Seth Emerson, previewing a Tuesday Athletic Board meeting at which an IPF will be on the agenda, suggests that another location has emerged as a possible compromise that provides both a convenient location and a way to retain the outdoor fields. This location though raises another set of concerns. Emerson writes:

…one site has emerged as a possibility: The area just beyond the existing outdoor practice fields, off of Lumpkin Street, leading up to Stegeman Coliseum.

Other locations had not been ruled out as of last month: An off-campus area off Milledge Avenue, or tearing up one of the existing outdoor fields and building it there. But the location off Lumpkin seems a good compromise, keeping the existing facilities but not having it far from the Butts-Mehre building.

That location, “just beyond the existing outdoor practice fields,” is the block bordered by Lumpkin Street, Carlton Street, Sanford Drive, and Smith Street. It’s the site of the Hoke Smith Building, the Hoke Smith Annex, and a large parking lot that serves the Hoke Smith complex as well as athletic events during off-hours.

The location is ideal until you consider the buildings already occupying the site.

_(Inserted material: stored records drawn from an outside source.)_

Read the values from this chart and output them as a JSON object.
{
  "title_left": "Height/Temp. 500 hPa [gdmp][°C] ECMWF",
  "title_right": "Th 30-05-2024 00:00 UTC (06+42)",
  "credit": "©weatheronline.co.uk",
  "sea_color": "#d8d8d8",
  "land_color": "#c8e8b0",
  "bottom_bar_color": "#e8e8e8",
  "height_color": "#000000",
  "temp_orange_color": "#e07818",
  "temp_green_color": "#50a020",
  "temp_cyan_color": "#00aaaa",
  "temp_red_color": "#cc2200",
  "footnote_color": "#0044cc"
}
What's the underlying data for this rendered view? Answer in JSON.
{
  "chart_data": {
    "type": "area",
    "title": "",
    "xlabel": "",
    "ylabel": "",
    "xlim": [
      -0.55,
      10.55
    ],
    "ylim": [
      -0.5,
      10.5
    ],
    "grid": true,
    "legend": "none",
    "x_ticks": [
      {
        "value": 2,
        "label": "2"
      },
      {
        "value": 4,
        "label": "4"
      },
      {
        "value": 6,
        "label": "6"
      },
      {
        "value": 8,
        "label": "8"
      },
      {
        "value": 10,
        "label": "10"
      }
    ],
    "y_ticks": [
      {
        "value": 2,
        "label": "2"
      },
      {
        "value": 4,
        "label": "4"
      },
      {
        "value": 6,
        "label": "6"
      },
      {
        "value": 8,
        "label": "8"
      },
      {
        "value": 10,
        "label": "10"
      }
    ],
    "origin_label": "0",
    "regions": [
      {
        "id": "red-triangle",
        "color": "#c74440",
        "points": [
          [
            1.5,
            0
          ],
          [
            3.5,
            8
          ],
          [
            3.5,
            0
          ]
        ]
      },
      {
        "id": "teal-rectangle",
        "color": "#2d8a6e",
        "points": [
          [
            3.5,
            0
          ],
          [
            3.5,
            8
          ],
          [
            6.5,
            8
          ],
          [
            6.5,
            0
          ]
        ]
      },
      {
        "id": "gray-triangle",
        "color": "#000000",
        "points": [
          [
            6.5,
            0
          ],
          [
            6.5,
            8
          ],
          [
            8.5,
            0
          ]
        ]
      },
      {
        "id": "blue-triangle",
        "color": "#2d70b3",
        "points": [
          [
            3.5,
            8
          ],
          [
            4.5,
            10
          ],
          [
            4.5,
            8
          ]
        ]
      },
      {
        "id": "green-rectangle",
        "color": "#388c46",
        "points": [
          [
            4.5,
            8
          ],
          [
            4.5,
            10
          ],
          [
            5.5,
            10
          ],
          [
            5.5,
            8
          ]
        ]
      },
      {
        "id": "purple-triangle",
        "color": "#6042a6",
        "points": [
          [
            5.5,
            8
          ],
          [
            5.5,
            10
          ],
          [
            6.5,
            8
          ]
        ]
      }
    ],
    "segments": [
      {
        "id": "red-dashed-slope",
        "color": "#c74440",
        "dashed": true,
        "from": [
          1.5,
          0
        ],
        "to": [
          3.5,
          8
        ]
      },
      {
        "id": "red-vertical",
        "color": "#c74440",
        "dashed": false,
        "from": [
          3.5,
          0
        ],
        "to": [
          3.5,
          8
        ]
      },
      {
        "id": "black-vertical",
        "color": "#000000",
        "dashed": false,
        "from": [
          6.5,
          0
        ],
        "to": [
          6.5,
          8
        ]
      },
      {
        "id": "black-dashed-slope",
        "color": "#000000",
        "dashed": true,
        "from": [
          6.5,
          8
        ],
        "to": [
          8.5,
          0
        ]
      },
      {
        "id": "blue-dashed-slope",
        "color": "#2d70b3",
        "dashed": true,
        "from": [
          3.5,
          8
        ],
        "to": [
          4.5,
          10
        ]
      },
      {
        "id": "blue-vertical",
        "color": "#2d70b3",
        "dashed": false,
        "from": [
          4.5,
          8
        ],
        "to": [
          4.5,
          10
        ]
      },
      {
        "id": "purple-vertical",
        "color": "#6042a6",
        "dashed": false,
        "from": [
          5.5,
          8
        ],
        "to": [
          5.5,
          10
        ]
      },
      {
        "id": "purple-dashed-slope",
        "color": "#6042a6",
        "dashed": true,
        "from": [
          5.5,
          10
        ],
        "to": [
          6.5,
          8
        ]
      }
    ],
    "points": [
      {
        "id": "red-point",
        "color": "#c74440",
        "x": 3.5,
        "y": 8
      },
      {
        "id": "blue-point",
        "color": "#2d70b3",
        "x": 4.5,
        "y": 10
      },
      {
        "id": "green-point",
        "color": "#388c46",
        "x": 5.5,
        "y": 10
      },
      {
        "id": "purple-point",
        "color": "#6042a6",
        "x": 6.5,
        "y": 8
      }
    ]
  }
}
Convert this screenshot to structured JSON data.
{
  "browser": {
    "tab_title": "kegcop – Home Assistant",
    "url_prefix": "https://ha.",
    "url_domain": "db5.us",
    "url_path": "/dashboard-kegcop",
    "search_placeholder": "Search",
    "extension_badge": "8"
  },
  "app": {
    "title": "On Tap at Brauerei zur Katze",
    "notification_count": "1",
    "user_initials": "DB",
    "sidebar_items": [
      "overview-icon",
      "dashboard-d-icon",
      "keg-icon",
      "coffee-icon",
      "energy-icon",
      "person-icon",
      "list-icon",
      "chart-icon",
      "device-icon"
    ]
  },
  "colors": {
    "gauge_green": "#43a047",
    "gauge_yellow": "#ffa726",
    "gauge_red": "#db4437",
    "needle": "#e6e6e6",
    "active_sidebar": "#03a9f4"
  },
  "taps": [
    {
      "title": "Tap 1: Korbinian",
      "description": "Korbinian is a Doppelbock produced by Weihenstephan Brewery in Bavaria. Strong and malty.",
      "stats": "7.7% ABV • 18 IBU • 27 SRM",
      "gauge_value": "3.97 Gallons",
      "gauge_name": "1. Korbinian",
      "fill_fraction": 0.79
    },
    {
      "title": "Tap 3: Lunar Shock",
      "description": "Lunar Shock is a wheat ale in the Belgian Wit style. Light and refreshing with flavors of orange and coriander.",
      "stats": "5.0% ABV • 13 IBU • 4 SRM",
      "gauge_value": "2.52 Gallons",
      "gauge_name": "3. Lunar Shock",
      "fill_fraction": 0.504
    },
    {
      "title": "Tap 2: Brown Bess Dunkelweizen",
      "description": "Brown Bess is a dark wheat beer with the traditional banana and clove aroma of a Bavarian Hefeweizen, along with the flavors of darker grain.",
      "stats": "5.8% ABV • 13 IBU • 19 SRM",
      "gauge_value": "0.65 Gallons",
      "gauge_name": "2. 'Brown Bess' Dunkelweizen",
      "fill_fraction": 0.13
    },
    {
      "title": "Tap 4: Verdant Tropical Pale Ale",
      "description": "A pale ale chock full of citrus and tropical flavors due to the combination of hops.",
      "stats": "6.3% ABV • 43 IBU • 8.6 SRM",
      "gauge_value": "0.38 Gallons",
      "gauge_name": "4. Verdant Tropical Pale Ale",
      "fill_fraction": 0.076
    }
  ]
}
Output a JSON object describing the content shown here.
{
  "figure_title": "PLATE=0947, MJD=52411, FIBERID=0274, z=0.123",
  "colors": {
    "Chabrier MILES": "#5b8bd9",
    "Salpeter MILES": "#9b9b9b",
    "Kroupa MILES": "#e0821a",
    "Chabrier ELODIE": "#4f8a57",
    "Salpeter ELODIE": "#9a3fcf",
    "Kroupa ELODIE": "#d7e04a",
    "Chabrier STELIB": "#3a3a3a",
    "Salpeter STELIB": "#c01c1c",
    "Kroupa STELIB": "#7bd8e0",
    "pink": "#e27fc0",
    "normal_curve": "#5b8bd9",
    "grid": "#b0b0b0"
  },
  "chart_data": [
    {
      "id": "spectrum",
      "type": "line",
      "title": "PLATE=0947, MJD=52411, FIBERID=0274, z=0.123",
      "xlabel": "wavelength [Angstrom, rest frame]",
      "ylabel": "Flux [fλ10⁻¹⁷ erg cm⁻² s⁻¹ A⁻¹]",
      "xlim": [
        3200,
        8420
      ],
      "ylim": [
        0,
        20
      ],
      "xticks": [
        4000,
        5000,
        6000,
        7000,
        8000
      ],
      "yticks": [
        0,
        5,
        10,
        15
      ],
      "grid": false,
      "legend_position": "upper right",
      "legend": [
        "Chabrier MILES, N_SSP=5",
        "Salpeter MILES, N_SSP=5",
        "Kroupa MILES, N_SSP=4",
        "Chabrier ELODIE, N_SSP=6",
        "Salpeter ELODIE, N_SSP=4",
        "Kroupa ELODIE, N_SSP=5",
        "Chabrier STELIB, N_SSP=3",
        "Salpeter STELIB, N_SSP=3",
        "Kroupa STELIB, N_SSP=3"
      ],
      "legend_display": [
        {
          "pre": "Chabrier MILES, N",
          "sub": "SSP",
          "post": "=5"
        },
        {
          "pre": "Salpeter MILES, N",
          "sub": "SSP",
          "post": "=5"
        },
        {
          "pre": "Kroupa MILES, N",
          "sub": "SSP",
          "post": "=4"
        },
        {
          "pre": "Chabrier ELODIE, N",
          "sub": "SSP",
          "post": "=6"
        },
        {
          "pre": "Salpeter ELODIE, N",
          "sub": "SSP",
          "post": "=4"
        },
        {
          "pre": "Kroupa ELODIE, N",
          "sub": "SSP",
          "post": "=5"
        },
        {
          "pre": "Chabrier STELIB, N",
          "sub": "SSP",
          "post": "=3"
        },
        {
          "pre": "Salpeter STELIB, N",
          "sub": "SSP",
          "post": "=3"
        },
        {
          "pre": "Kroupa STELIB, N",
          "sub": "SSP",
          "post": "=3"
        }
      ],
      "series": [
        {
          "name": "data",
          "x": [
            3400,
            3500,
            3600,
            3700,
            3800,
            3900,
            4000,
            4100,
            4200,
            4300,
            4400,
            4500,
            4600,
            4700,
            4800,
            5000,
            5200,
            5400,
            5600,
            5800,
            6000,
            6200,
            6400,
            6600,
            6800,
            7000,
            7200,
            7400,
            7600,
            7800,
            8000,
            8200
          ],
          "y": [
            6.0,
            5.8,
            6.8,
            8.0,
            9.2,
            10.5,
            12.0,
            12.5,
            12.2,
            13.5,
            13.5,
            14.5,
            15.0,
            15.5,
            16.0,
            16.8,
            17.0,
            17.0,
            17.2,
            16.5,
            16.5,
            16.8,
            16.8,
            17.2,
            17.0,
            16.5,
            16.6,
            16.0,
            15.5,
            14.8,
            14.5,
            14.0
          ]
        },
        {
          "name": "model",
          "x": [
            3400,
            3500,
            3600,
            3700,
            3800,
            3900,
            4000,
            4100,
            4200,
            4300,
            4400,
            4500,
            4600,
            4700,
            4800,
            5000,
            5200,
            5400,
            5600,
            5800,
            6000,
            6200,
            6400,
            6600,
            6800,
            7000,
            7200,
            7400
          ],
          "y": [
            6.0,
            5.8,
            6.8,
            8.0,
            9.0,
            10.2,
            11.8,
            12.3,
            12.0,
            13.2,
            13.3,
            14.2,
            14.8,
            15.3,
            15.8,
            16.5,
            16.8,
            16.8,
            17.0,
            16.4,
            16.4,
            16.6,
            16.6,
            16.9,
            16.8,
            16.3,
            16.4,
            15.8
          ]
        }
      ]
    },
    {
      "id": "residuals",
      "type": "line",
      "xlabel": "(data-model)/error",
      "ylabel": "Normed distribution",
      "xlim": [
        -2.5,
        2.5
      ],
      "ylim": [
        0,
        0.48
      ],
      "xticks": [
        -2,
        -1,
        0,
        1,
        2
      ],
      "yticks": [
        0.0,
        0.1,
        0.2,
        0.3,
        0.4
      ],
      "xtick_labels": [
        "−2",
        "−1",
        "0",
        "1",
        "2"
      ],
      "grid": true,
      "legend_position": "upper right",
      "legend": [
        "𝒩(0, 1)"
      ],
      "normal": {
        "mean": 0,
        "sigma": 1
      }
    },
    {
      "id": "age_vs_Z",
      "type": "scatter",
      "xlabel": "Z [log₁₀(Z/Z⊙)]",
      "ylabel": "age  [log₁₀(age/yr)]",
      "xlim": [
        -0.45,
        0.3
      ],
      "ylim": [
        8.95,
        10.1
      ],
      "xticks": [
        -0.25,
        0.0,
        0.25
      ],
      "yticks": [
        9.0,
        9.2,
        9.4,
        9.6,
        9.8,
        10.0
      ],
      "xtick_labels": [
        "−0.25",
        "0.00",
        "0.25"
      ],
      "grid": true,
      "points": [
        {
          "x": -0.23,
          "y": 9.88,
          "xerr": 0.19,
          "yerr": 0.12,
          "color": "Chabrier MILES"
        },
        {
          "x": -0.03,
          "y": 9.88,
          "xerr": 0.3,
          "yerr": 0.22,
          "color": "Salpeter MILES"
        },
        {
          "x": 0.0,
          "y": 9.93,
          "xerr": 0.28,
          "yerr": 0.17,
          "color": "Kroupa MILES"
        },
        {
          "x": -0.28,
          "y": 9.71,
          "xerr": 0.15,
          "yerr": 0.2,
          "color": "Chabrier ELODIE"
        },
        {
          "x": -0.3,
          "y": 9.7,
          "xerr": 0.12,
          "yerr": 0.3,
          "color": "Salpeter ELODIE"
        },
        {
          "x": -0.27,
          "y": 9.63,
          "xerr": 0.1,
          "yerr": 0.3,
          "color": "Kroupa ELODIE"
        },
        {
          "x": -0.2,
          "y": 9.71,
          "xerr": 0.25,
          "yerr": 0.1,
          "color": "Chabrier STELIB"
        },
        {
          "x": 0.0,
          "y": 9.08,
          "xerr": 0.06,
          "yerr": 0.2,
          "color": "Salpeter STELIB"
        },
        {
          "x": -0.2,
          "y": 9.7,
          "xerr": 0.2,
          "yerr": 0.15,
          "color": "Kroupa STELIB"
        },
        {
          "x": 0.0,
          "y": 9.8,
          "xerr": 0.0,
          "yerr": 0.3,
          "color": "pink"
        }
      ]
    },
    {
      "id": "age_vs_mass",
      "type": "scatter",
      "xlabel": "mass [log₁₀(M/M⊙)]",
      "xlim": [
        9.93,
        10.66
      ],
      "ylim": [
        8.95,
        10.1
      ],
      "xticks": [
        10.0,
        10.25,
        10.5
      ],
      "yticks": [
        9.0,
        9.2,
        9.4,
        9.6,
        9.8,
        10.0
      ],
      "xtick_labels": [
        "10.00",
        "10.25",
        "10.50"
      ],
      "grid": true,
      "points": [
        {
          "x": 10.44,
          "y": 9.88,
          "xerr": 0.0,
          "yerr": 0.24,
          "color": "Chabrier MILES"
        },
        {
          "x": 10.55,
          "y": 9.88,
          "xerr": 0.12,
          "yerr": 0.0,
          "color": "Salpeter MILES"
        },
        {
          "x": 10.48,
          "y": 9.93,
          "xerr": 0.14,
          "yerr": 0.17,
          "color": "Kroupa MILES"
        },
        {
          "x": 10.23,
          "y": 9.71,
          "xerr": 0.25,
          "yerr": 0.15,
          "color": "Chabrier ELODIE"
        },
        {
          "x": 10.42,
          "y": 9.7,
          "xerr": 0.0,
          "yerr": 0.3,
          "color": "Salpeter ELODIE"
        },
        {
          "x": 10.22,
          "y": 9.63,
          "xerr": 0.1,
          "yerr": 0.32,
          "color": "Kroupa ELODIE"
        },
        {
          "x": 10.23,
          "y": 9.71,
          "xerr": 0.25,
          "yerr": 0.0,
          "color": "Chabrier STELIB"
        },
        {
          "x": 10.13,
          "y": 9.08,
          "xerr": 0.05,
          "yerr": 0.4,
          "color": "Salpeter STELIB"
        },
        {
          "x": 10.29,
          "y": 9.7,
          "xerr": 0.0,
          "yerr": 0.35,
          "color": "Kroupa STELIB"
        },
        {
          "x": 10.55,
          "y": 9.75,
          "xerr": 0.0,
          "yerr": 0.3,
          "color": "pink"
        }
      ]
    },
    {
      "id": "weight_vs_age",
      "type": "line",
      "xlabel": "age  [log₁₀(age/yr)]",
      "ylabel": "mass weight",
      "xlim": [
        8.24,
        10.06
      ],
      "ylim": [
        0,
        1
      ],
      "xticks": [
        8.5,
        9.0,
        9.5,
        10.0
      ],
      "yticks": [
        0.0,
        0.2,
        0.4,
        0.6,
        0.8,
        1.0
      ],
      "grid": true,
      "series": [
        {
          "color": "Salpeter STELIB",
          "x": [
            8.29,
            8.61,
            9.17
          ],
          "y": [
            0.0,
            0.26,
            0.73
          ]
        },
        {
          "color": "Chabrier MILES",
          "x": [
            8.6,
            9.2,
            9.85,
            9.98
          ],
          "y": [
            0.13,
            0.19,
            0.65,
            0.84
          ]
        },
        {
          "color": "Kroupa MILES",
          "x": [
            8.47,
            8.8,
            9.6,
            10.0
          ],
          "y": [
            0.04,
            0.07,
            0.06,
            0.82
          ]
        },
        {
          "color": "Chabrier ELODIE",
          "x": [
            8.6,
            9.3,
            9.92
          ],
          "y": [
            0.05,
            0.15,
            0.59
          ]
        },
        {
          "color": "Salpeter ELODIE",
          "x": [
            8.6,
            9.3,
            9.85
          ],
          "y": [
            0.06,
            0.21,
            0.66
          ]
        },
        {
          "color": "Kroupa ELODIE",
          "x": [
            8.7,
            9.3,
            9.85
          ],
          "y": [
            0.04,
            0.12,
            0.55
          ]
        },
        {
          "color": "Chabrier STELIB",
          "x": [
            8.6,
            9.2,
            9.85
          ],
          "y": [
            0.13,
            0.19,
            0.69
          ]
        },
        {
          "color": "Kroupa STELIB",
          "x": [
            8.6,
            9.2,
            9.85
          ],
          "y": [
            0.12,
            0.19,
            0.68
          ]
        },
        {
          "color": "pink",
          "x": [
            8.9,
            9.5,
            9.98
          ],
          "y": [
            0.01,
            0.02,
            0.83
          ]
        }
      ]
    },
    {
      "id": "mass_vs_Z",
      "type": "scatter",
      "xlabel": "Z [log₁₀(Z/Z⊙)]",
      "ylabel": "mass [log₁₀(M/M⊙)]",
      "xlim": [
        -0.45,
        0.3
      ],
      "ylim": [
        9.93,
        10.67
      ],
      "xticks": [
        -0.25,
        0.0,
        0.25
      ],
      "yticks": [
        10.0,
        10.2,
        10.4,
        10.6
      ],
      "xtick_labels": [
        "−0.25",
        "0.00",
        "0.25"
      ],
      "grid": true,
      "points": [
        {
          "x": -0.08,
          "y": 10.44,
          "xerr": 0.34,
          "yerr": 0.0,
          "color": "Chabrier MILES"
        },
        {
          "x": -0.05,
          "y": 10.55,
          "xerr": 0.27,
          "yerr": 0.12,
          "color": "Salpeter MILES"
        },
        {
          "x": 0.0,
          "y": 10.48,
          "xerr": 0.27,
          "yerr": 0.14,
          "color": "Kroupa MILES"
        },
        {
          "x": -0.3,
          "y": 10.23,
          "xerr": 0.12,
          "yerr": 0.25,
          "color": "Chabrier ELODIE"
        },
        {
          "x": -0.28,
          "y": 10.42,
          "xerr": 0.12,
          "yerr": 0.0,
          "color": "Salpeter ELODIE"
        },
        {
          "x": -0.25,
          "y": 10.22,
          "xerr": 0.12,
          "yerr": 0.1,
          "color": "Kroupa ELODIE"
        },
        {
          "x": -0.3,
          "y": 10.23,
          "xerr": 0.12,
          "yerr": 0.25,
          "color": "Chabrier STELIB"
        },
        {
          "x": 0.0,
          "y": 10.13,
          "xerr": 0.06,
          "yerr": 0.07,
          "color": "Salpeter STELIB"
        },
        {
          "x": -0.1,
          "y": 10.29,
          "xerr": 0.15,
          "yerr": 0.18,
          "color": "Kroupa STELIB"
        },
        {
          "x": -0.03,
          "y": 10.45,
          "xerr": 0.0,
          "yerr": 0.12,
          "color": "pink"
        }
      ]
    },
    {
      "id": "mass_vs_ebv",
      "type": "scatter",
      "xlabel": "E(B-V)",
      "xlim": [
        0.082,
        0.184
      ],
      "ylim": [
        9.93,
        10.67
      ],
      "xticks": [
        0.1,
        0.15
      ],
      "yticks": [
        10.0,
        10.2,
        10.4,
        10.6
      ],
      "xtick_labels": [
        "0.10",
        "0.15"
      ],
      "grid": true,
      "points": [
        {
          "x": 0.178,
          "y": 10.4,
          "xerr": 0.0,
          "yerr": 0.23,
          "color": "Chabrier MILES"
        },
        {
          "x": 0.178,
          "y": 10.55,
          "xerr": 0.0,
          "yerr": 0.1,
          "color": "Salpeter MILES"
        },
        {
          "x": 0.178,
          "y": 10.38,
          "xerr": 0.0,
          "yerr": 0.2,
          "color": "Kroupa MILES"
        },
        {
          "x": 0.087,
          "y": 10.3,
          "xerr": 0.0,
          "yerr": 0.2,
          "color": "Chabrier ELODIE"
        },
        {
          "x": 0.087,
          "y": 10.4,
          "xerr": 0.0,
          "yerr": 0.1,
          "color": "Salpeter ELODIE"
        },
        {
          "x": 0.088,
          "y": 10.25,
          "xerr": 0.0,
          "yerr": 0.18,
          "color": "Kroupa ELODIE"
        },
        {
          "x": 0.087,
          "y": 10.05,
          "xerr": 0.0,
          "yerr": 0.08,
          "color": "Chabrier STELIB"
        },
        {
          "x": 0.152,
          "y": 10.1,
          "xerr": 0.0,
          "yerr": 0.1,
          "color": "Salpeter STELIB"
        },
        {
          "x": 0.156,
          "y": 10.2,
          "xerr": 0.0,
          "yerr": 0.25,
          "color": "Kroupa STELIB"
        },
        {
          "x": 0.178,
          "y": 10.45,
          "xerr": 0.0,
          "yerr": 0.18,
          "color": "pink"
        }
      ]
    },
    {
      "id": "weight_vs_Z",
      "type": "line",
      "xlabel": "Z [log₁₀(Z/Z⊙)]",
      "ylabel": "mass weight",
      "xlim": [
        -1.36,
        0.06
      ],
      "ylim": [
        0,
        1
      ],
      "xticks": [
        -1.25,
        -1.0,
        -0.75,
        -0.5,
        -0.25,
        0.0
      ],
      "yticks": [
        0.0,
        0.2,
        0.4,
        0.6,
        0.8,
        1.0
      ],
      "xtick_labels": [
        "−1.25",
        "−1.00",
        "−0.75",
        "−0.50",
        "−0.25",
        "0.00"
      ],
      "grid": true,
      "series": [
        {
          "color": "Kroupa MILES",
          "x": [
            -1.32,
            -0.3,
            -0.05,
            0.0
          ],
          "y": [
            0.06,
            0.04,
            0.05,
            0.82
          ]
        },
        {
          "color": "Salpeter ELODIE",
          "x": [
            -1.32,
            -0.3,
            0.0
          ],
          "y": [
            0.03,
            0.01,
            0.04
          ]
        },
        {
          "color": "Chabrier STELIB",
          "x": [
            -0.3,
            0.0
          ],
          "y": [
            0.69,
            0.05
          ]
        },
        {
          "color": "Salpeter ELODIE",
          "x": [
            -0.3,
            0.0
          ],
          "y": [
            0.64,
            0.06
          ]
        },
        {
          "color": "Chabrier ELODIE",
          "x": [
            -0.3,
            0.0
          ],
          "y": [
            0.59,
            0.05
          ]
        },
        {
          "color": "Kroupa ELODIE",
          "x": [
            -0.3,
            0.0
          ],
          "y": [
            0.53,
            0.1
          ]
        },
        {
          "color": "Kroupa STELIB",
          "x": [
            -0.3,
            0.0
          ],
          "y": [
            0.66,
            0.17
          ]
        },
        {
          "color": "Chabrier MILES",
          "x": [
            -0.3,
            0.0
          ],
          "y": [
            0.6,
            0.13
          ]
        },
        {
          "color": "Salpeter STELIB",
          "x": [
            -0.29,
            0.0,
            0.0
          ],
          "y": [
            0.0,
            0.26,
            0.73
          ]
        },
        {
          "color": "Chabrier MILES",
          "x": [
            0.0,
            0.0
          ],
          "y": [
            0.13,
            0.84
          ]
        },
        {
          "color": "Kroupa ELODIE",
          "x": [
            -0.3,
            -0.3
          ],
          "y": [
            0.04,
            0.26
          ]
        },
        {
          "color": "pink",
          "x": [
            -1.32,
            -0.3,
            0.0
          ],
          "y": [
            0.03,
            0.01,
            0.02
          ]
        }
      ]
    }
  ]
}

Displacing typical academic buildings would be a tough enough sales job to the University community. These buildings house the University’s Cooperative Extension Service – essentially the state’s home base for CES outreach and 4H. It’s not as if these services would go away, but relocating them would draw statewide interest.

The political cost is just the start. The expense of a new CES location would obviously add to the cost of the practice facility. Would UGA or the athletic department foot that bill?

Would there be a way to preserve the buildings? Not realistically. If you try to shoehorn in a facility with the exact footprint of a practice field, the hulking football facility would just about touch the buildings and require the closure of Smith Street and Sanford Drive. And of course the facility will take up more space than the outline of a practice field.

ipfnope

So we’re left with this: if you take over the block completely, there seems to be ample space for a full-size indoor field with a nice buffer of greenspace around it. Personally, as someone who attends a lot of events at Stegeman, I’m not looking forward to losing those parking spaces, but that’s something I’ve said every time a new University building goes up. It’s worth pointing out that this solution is just one of several being considered, and we’ll learn more as the board discusses the future facility.

ipfvertical

One Response to 'A possible indoor facility compromise – at what cost?'

Subscribe to comments with RSS

  • Milledge seems like the obvious choice here. I know it’s less convenient, but we’re talking about something the team will use 5-10 times per year. They can’t get on buses and head down Milledge, like they do when they go to Sanford or Ramsey?